Comment dire et réparer les blessures du monde et d'abord les siennes propres ? La présence dans les oeuvres d'ailes aux chevilles d'Hermes ou celles d'oiseaux morts recueillis disent assez le rêve de vol et le destin d'Icare qui habitent (hantent) l'artiste.

La clé pourrait se trouver dans les phrases et les mots de certains textes choisis par le hasard et la nécessité. Michèle Grosjean s'y abreuve et convoque à ses repas, Platon et Hermès Trismégiste, les héros de la Grèce antiques et les dieux égyptiens, Edgar Poe et Mallarmé, la mélancolie et le surréalisme.

Aujourd'hui, alors qu'une rétrospective révèle le cheminement, une oeuvre étonne par son sujet : une enfant. Une petite fille surgissant frontalement, le corps carapaçonné dans le rouge de la jupe en cloche et le corsage noir. Seule la collerette en dentelle blanche sauve les apparences d'une petite fille modèle, docile et souriante. De sa séduisante chevelure, il ne demeure que le crâne rasé ses yeux sont noyés par la noirceur et son cri est effacé, gommé, aspiré. Pourtant, on retient d'abord l'agressivité du geste et les lames dentelées aux extrémités de bras improbables dont la lettre "H" s'est emparée.

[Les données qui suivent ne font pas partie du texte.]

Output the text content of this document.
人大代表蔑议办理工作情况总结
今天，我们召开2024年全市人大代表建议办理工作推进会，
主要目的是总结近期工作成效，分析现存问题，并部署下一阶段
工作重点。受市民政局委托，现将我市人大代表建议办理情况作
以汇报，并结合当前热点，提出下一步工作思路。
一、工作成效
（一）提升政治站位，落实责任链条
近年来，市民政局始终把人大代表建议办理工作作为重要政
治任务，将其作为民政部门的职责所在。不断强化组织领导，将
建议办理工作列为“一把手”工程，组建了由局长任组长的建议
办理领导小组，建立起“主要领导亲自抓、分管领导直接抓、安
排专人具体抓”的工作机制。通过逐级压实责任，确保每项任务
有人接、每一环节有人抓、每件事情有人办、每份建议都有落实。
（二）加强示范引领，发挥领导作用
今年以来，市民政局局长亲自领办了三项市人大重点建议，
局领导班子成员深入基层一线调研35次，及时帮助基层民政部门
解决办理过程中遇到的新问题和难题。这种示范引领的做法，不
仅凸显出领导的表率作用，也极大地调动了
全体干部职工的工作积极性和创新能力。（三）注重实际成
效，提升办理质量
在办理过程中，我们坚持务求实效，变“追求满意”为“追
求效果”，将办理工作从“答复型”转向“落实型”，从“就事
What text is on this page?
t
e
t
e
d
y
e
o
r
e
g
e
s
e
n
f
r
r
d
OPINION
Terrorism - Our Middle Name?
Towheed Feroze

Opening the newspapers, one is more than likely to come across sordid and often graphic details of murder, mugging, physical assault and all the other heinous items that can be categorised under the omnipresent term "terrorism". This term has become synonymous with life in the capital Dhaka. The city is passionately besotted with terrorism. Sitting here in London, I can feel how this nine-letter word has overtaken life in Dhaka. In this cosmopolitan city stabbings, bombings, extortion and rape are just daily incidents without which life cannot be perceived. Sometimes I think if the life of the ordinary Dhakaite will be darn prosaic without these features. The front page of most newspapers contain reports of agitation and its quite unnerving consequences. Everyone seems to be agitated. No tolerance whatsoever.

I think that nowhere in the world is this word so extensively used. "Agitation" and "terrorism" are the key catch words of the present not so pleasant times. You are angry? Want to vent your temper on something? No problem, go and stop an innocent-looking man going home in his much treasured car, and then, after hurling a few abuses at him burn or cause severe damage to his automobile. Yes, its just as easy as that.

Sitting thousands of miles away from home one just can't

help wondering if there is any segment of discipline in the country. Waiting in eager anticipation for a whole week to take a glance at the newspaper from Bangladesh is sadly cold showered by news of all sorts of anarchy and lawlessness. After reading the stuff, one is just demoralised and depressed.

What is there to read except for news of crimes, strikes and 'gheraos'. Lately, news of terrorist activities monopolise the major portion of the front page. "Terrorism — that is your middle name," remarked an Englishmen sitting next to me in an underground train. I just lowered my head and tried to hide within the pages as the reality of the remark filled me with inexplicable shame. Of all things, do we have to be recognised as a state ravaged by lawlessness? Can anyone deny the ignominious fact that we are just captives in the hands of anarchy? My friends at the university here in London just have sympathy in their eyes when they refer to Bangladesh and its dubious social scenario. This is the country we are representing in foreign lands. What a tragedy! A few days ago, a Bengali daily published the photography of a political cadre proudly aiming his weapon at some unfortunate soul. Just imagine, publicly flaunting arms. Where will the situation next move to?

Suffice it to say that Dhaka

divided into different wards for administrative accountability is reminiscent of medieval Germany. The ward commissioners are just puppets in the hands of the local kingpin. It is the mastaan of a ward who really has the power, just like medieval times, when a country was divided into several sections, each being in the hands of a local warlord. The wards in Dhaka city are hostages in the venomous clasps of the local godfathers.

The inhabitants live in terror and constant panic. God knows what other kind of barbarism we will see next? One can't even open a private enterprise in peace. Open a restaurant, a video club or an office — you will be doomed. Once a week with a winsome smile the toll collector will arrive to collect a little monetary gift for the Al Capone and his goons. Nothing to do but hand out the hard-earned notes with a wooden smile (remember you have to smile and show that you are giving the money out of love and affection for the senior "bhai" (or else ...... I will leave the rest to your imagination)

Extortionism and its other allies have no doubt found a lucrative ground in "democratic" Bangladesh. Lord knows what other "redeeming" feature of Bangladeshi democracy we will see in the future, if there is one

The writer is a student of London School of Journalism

L'actualité s'insinue alors dans le propos vengeur et l'oeuvre pourrait rejoindre la catégorie de l'illustration s'il n'y avait, dans cet arrière-pays que le poète Yves Bonnefoy a si bien évoqué, un questionnement qui a toujours transformé le savoir (somme toute rationnel) en connaissance. La petite fille modèle s'est réveillée.